While the number of social media posts talking about the lab in relation to the flu outbreak was small (18), their messages reached a wide audience: these 18 posts earned 754 likes from visitors and were commented on 538 times. Social media posts in which right-wing groups discussed the Lugar Laboratory were shared 1,639 times.
As previous analysis has highlighted, Georgia’s far-right is a heterogeneous crowd, and labelling them uniformly pro-Russian is misleading. In fact, the analysis of 26,000 social media posts shows that Georgia’s far-right speaks more negatively about Russia than the West on the whole. A sentiment analysis, a machine learning technique, scored conversations about Russia as net negative compared with almost neutral for the West.
Still, some pages which have pro-Russian slants also boast large followings. For instance, before being blocked by Facebook, Georgian Idea had about 40,000 subscribers. Another nationalist group, Georgian March, is followed by over 17,000 users and another 16,000 users subscribe to its content. On the whole, both groups speak more positively than negatively about Russia.
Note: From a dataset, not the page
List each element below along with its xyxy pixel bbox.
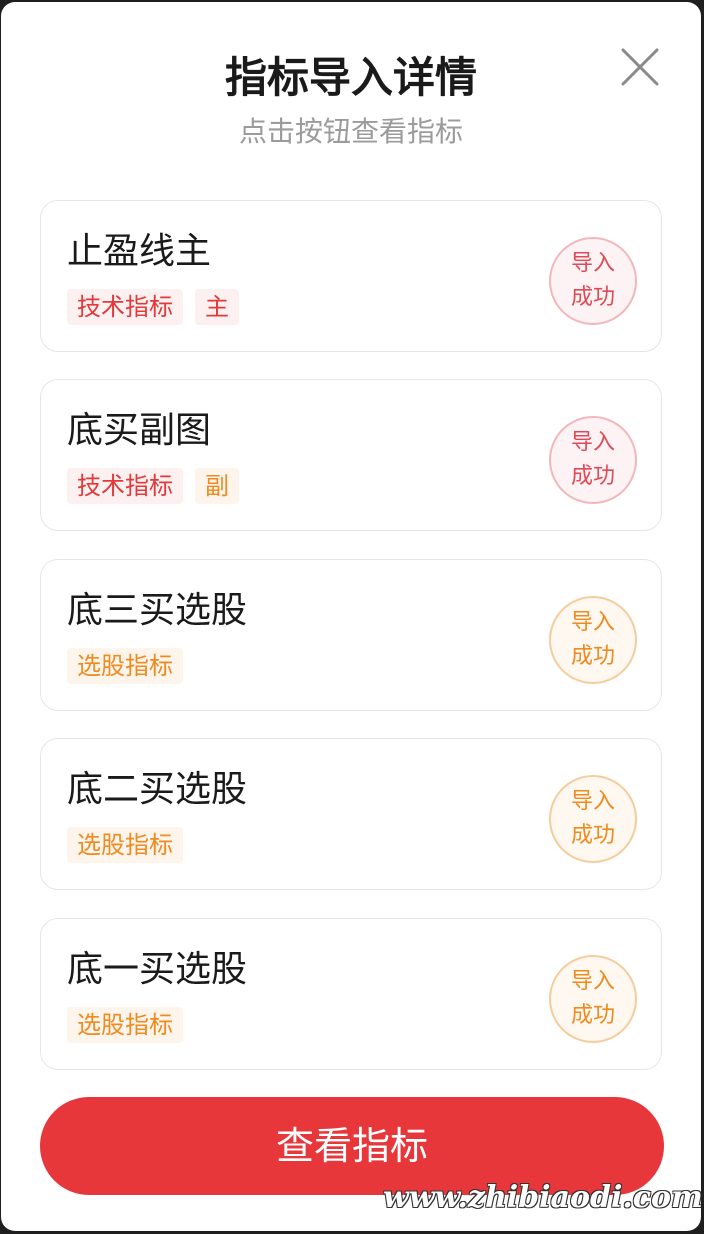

The analysis also suggests that pro-Russian pages actively engage with their audiences. Content created by the pro-Russian Georgian Idea garnered about 25,483 comments and 180,026 likes, while pro-Russian Georgian March attracted 32,761 comments from users. Importantly, other nationalist pages were less successful in engaging their audiences.
In contrast to the above pages, a large majority of far-right groups were not explicitly pro-Russian. Rather, the content of their messages was critical of both Russia and the West. The latter is usually criticised for pushing Georgia to accept a ‘liberal political agenda’. In contrast, Russia is portrayed as an enemy responsible for Georgia’s territorial conflicts.
While there is little besides circumstantial evidence that (parts of) Georgia’s far right is funded by Moscow, the data show that they do propagate messages that resonate with the Russian government’s vision of the world.
Despite sharing a similar vision, most far-right pages attack Russia with more vigour than the EU. While it is unclear whether some of these groups are backed by Russia, it is clear is that they at least amplify if not plant pro-Russian sentiments among the Georgian public.